Exosome-modified mesoporous polydopamine with saikosaponin D and ferric ions for immunotherapy of metastatic breast cancer

Abstract

Metastatic breast cancer remains a critical clinical challenge with limited therapeutic options, severe tumor metastasis and unsatisfactory single-treatment efficacy, and it is urgent to develop targeted and synergistic therapeutic strategies to improve anti-tumor outcomes. In this study, we developed a novel tumor-targeted nanomedicine (MFSE) based on exosome-modified mesoporous polydopamine (MPDA) loaded with saikosaponin D (SSd) and ferric ions (Fe³⁺) to achieve synergistic photothermal and drug therapies for improved anti-tumor efficacy. The internal pore size of MPDA matched the structural characteristics of SSd molecules, facilitating efficient loading and controlled release of SSd and preventing drug degradation. Importantly, Fe³⁺ doping enhanced the photothermal conversion efficiency by 38.68% compared with that of undoped MPDA. Owing to the homing effect of exosomes, MFSE exhibited superior cellular internalization and tumor accumulation.

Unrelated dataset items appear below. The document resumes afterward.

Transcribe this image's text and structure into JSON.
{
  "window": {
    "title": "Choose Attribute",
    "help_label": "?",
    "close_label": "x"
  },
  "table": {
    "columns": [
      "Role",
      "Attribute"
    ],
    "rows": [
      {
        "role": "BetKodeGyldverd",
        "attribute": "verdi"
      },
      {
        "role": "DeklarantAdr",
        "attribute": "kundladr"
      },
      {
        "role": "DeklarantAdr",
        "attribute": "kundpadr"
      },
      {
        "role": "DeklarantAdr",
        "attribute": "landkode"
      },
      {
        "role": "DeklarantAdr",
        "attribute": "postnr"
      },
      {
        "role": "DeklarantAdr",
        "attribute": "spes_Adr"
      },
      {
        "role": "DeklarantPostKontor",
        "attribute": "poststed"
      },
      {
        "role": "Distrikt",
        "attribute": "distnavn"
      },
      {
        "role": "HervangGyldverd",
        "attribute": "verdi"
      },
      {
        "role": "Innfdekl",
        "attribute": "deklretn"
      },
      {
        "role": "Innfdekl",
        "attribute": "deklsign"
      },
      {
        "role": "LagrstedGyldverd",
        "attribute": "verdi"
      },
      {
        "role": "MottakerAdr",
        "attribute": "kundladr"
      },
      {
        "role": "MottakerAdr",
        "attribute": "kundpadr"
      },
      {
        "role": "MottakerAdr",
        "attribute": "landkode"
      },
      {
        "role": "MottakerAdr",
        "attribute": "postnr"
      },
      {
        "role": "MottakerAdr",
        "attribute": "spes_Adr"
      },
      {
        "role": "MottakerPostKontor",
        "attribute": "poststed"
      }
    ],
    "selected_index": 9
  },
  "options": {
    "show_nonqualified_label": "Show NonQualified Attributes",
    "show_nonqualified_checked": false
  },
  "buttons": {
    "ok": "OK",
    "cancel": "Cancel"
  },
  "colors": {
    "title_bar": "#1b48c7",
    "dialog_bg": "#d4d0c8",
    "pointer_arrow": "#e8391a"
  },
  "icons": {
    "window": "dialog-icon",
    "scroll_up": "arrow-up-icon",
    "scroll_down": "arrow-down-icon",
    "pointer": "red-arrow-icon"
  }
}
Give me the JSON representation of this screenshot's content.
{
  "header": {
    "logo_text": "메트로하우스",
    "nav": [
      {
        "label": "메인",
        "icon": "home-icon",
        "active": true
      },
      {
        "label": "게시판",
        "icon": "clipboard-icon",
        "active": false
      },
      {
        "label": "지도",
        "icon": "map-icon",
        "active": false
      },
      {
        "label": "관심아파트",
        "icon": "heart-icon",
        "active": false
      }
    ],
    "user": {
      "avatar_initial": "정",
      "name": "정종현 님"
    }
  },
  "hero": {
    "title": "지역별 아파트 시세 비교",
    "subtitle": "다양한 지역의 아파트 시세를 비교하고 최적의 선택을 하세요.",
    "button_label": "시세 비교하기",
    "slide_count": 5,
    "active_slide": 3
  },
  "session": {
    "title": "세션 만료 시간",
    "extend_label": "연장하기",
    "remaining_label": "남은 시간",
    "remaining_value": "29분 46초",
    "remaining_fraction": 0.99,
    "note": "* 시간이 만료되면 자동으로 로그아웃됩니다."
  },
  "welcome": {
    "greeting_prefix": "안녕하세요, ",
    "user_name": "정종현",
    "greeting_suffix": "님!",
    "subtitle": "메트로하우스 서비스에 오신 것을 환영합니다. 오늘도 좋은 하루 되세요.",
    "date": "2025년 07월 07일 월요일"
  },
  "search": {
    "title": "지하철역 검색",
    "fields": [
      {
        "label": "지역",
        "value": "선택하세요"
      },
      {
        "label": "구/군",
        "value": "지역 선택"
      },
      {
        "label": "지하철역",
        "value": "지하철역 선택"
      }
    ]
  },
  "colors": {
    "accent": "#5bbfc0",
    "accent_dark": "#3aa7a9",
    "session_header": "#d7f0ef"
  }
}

Upon 808 nm laser irradiation, the released SSd combined with the photothermal effect of MPDA to exert a synergistic anti-tumor effect, which effectively eliminated tumor cells, elicited immune responses, and significantly suppressed primary tumors, distant tumors, and lung metastases. Meanwhile, the MFSE-based therapeutic strategy displayed no obvious adverse effects and excellent biocompatibility in vivo. Overall, this study established a reliable and effective paradigm for the rational design of exosome-integrated nanoplatforms for precise targeting and synergistic therapy against metastatic breast cancer.